Eigenvalue Calculator
Find the eigenvalues and eigenvectors of a 2x2 or 3x3 matrix. This calculator solves the characteristic polynomial, computes the trace and determinant, and displays the corresponding eigenvectors.
Eigenvalues and eigenvectors are fundamental concepts in linear algebra. An eigenvector of a matrix A is a non-zero vector v such that Av = lambda * v, where lambda (the eigenvalue) is a scalar.
Finding Eigenvalues:
Solve the characteristic equation: det(A - lambda * I) = 0. For a 2x2 matrix, this gives a quadratic.
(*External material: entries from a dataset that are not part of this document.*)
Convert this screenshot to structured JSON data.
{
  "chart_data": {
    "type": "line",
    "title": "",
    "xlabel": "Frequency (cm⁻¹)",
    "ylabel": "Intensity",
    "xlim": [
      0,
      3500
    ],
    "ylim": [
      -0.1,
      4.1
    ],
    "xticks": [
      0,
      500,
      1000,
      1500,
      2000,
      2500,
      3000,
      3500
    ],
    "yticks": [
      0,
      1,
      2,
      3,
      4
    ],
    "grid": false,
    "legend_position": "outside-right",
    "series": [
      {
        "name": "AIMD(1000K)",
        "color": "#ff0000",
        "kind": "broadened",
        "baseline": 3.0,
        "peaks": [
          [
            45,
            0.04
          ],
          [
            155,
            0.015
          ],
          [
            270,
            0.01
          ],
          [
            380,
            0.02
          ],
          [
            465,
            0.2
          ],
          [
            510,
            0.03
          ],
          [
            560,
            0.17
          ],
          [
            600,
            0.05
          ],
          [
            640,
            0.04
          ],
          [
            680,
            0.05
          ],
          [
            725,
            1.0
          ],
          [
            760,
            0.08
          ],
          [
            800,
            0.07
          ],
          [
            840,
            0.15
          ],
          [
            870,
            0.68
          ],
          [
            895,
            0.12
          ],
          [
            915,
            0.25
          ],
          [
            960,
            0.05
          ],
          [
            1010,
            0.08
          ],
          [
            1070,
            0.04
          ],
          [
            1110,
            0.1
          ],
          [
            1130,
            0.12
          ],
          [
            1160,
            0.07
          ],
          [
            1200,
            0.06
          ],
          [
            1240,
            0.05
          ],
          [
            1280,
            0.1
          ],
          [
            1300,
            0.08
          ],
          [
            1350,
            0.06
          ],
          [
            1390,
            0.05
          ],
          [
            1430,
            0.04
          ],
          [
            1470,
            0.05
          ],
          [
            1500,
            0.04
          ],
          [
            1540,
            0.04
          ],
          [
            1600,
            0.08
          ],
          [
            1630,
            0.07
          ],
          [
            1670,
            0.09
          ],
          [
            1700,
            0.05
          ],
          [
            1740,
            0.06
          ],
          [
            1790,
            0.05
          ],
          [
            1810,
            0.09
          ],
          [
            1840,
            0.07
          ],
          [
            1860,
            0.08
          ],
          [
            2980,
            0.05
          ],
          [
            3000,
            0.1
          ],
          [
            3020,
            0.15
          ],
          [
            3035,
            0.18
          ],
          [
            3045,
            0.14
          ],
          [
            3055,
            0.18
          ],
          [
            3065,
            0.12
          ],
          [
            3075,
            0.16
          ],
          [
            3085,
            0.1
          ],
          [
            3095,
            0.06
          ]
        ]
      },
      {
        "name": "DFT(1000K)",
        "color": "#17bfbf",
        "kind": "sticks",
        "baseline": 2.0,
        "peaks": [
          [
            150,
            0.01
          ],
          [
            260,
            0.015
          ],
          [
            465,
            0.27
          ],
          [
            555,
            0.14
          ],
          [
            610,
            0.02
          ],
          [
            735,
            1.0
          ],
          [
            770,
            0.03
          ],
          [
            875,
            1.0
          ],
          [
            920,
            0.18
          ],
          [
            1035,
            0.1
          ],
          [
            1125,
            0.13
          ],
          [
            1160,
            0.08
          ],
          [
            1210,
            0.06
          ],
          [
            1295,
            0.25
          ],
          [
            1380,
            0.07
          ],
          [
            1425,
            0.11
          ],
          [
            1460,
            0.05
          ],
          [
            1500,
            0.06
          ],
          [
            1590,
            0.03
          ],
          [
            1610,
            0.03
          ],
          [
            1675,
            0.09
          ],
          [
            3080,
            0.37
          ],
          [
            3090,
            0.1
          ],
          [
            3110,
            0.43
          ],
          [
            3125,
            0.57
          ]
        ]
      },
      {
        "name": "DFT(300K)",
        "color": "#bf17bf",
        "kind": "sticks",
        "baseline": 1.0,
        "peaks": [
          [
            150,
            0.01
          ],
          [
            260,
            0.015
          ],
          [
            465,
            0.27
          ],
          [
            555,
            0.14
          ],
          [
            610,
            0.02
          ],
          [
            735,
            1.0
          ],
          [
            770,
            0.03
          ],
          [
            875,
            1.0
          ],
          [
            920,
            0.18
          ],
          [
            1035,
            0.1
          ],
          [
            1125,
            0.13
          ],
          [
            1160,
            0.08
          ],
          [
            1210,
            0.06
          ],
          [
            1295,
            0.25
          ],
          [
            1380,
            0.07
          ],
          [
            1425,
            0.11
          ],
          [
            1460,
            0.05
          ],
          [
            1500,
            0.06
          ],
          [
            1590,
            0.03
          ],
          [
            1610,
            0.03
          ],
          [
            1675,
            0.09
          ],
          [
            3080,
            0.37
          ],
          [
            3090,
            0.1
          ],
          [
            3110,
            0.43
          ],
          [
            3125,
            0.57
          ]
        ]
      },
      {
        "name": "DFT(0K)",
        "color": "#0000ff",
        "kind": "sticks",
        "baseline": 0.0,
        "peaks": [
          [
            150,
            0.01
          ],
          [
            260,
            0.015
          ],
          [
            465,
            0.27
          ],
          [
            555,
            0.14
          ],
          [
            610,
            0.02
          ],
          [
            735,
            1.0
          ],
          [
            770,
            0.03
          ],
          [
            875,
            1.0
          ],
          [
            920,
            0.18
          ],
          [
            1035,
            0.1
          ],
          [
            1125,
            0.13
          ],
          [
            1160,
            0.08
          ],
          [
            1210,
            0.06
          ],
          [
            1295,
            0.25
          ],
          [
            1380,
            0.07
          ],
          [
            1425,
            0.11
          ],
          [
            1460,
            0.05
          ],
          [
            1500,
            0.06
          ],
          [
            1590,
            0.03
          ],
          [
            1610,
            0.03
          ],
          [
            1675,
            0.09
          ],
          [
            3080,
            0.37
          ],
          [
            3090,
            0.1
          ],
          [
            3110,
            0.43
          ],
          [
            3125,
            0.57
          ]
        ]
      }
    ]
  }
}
For a 3x3, a cubic.
Finding Eigenvectors:
For each eigenvalue lambda, solve the system (A - lambda * I)v = 0. The solution space (null space) gives the eigenvector(s) for that eigenvalue.
Key Properties:
- The trace (sum of diagonal elements) equals the sum of eigenvalues
- The determinant equals the product of eigenvalues
- Symmetric matrices always have real eigenvalues
- Eigenvectors for distinct eigenvalues are linearly independent
Applications:
Eigenvalues and eigenvectors appear everywhere: principal component analysis (PCA) in data science, vibration analysis in engineering, Google's PageRank algorithm, quantum mechanics (observable operators), stability analysis of dynamic systems, and image compression.